Assume a role using the sts:AssumeRole API.

This is a simplified interface suitable for most purposes, but if you need the full functionality of the sts:AssumeRole API, you will need to craft your own requests using amazonka-sts. If you do this, remember to use fetchAuthInBackground so that your application does not get stuck holding temporary credentials which have expired.

https://aws.amazon.com/blogs/opensource/introducing-fine-grained-iam-roles-service-accounts/ Obtain temporary credentials from sts:AssumeRoleWithWebIdentity.

The STS service provides an access key, secret key, session token, and expiration time.

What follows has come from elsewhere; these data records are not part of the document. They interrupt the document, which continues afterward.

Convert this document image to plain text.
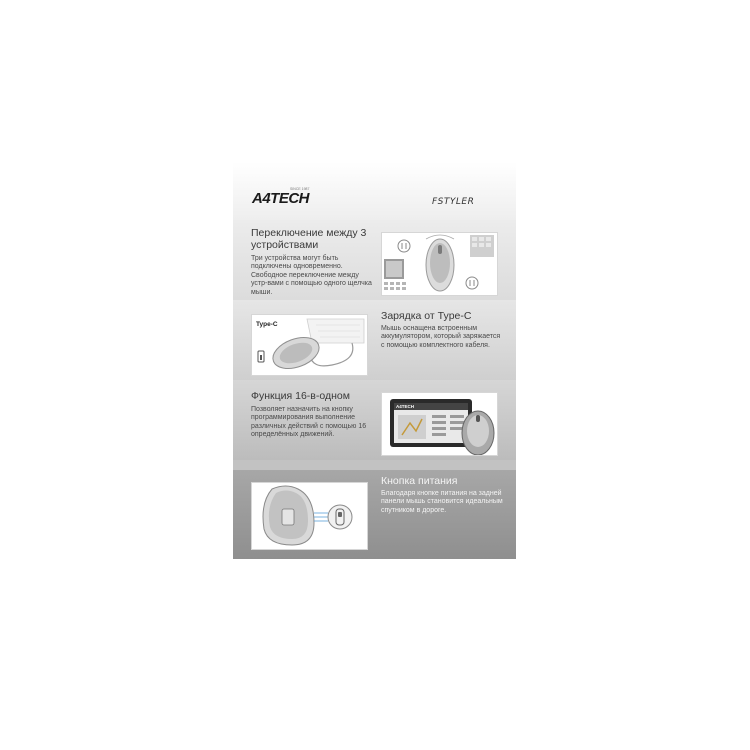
A4TECH
SINCE 1987
FSTYLER
Переключение между 3 устройствами
Три устройства могут быть подключены одновременно. Свободное переключение между устр-вами с помощью одного щелчка мыши.
Type-C
Зарядка от Type-C
Мышь оснащена встроенным аккумулятором, который заряжается с помощью комплектного кабеля.
Функция 16-в-одном
Позволяет назначить на кнопку программирования выполнение различных действий с помощью 16 определённых движений.
A4TECH
Кнопка питания
Благодаря кнопке питания на задней панели мышь становится идеальным спутником в дороге.
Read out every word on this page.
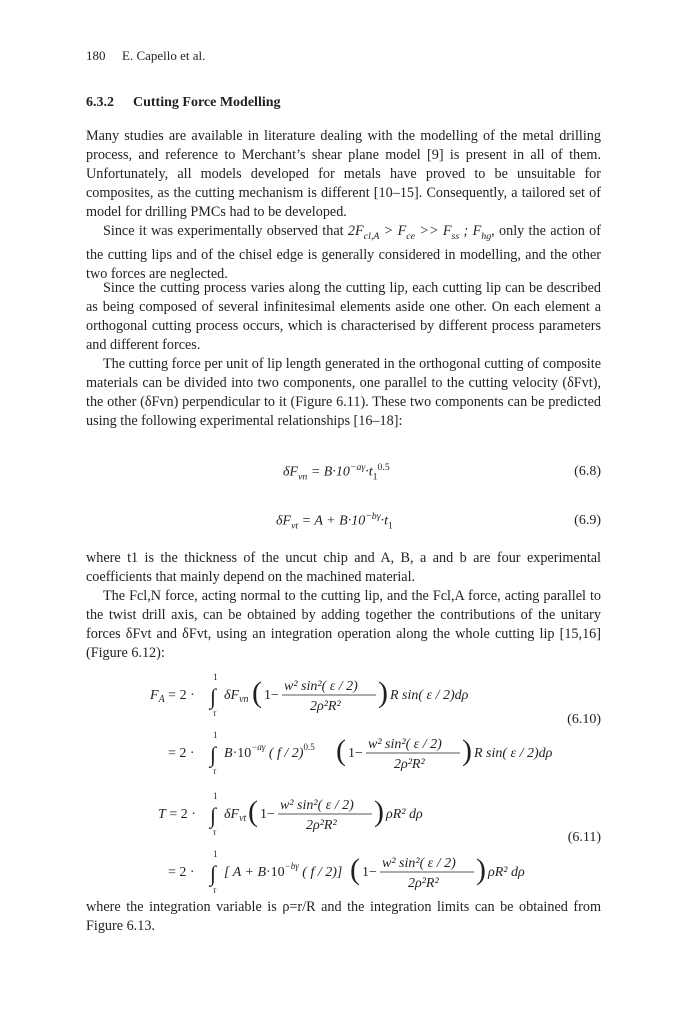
180 E. Capello et al.
6.3.2 Cutting Force Modelling

Many studies are available in literature dealing with the modelling of the metal drilling process, and reference to Merchant’s shear plane model [9] is present in all of them. Unfortunately, all models developed for metals have proved to be unsuitable for composites, as the cutting mechanism is different [10–15]. Consequently, a tailored set of model for drilling PMCs had to be developed.

Since it was experimentally observed that $2F_{cl,A} > F_{ce} >> F_{ss}$ ; $F_{hg}$, only the action of the cutting lips and of the chisel edge is generally considered in modelling, and the other two forces are neglected.

Since the cutting process varies along the cutting lip, each cutting lip can be described as being composed of several infinitesimal elements aside one other. On each element a orthogonal cutting process occurs, which is characterised by different process parameters and different forces.

The cutting force per unit of lip length generated in the orthogonal cutting of composite materials can be divided into two components, one parallel to the cutting velocity (δFvt), the other (δFvn) perpendicular to it (Figure 6.11). These two components can be predicted using the following experimental relationships [16–18]:

$\delta F_{vn} = B\cdot 10^{-a\gamma}\cdot t_1^{0.5}$	(6.8)
$\delta F_{vt} = A + B\cdot 10^{-b\gamma}\cdot t_1$	(6.9)

where t1 is the thickness of the uncut chip and A, B, a and b are four experimental coefficients that mainly depend on the machined material.

The Fcl,N force, acting normal to the cutting lip, and the Fcl,A force, acting parallel to the twist drill axis, can be obtained by adding together the contributions of the unitary forces δFvt and δFvt, using an integration operation along the whole cutting lip [15,16] (Figure 6.12):

$F_A = 2$ · ∫
1
τ
$\delta F_{vn}$ ( 1−
w² sin²( ε / 2)
2ρ²R² ) R sin( ε / 2)dρ
= 2 · ∫
1
τ
$B\cdot 10^{-a\gamma}$ ( f / 2)$^{0.5}$ ( 1−
w² sin²( ε / 2)
2ρ²R² ) R sin( ε / 2)dρ
(6.10)
T = 2 · ∫
1
τ
$\delta F_{vt}$ ( 1−
w² sin²( ε / 2)
2ρ²R² ) ρR² dρ
= 2 · ∫
1
τ
[ $A + B\cdot 10^{-b\gamma}$ ( f / 2)] ( 1−
w² sin²( ε / 2)
2ρ²R² ) ρR² dρ
(6.11)

where the integration variable is ρ=r/R and the integration limits can be obtained from Figure 6.13.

Also spawns a refresh thread that will periodically fetch fresh credentials before the current ones expire.

The implementation is modelled on the C++ SDK: https://github.com/aws/aws-sdk-cpp/blob/6d6dcdbfa377393306bf79585f61baea524ac124/aws-cpp-sdk-core/source/auth/STSCredentialsProvider.cpp#L33

Obtain temporary credentials from sts:AssumeRoleWithWebIdentity, sourcing arguments from standard environment variables:

• AWS_WEB_IDENTITY_TOKEN_FILE

• AWS_ROLE_ARN

• AWS_ROLE_SESSION_NAME (optional)

Throws MissingEnvError if a required environment variable is empty or unset.

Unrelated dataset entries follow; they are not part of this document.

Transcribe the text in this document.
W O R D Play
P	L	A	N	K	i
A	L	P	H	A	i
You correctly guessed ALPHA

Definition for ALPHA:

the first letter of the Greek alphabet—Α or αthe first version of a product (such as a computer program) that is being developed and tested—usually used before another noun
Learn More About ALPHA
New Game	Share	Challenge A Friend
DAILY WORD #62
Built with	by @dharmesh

Retrieve the default IAM Profile from the local EC2 instance-data.

The default IAM profile is determined by Amazon as the first profile found in the response from: http://169.254.169.254/latest/meta-data/iam/security-credentials/

Throws RetrievalError if the HTTP call fails, or InvalidIAMError if the default IAM profile cannot be read.

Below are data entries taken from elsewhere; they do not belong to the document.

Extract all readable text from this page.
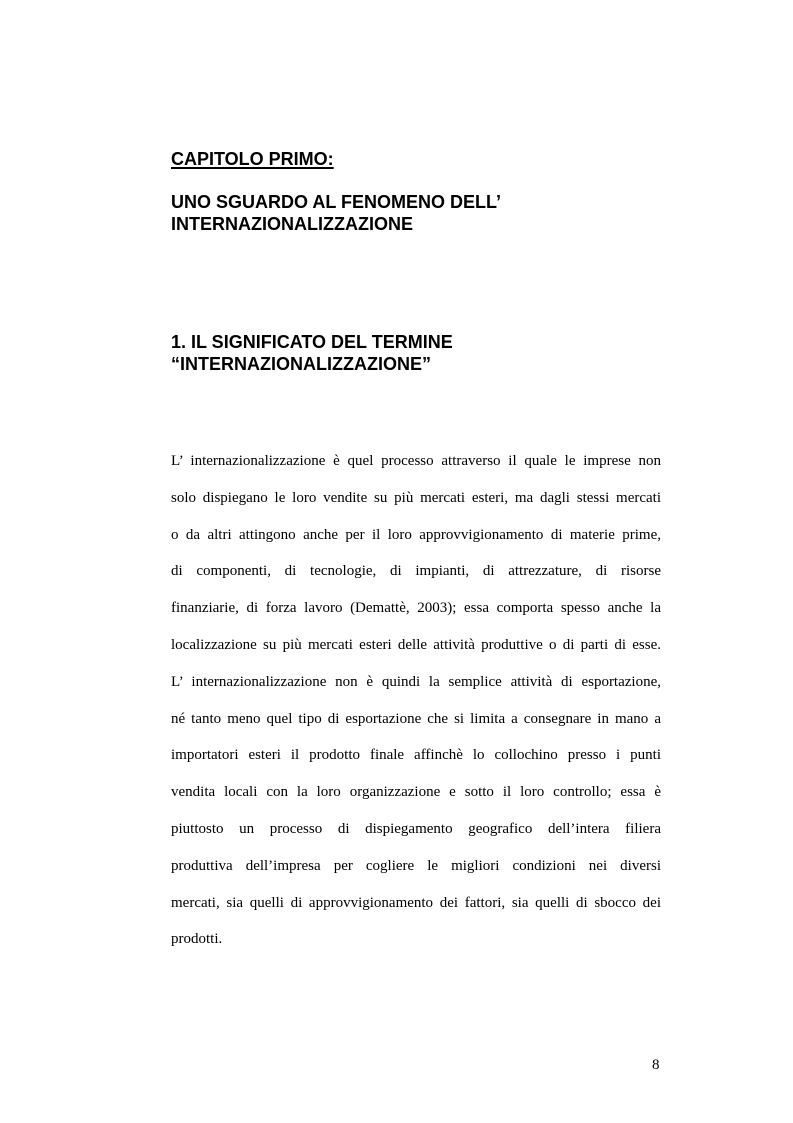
CAPITOLO PRIMO:
UNO SGUARDO AL FENOMENO DELL’
INTERNAZIONALIZZAZIONE
1. IL SIGNIFICATO DEL TERMINE
“INTERNAZIONALIZZAZIONE”
L’ internazionalizzazione è quel processo attraverso il quale le imprese non
solo dispiegano le loro vendite su più mercati esteri, ma dagli stessi mercati
o da altri attingono anche per il loro approvvigionamento di materie prime,
di componenti, di tecnologie, di impianti, di attrezzature, di risorse
finanziarie, di forza lavoro (Demattè, 2003); essa comporta spesso anche la
localizzazione su più mercati esteri delle attività produttive o di parti di esse.
L’ internazionalizzazione non è quindi la semplice attività di esportazione,
né tanto meno quel tipo di esportazione che si limita a consegnare in mano a
importatori esteri il prodotto finale affinchè lo collochino presso i punti
vendita locali con la loro organizzazione e sotto il loro controllo; essa è
piuttosto un processo di dispiegamento geografico dell’intera filiera
produttiva dell’impresa per cogliere le migliori condizioni nei diversi
mercati, sia quelli di approvvigionamento dei fattori, sia quelli di sbocco dei
prodotti.

8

Lookup a specific IAM Profile by name from the local EC2 instance-data.

Additionally starts a refresh thread for the given authentication environment.

The resulting IORef wrapper + timer is designed so that multiple concurrent accesses of AuthEnv from the AWS environment are not required to calculate expiry and sequentially queue to update it.

The forked timer ensures a singular owner and pre-emptive refresh of the temporary session credentials before expiration.

A weak reference is used to ensure that the forked thread will eventually terminate when Auth is no longer referenced.

If no session token or expiration time is present the credentials will be returned verbatim.

Assume a role using an SSO Token.

The user must have previously called aws sso login, and pass in the path to the cached token file, along with SSO region, account ID and role name. (fromFilePath understands the sso_ variables used by the official AWS CLI and will call fromSSO for you.) This function uses fetchAuthInBackground to refresh the credentials as long as the token in the sso/cache file is not expired. When it has, the user will need to aws sso login again.

https://docs.aws.amazon.com/cli/latest/userguide/cli-configure-sso.html

An access key ID.

For example: AKIAIOSFODNN7EXAMPLE

See: Understanding and Getting Your Security Credentials.

Secret access key credential.

For example: wJalrXUtnFEMIK7MDENGbPxRfiCYEXAMPLEKE

See: Understanding and Getting Your Security Credentials.

A session token used by STS to temporarily authorise access to an AWS resource.

See: Temporary Security Credentials.

An error thrown when attempting to read AuthN/AuthZ information.

An environment with auth credentials. Most AWS requests need one of these, and you can create one with newEnv.

An environment with no auth credentials. Used for certain requests which need to be unsigned, like sts:AssumeRoleWithWebIdentity, and you can create one with newEnvNoAuth if you need it.

The environment containing the parameters required to make AWS requests.

This type tracks whether or not we have credentials at the type level, to avoid "presigning" requests when we lack auth information.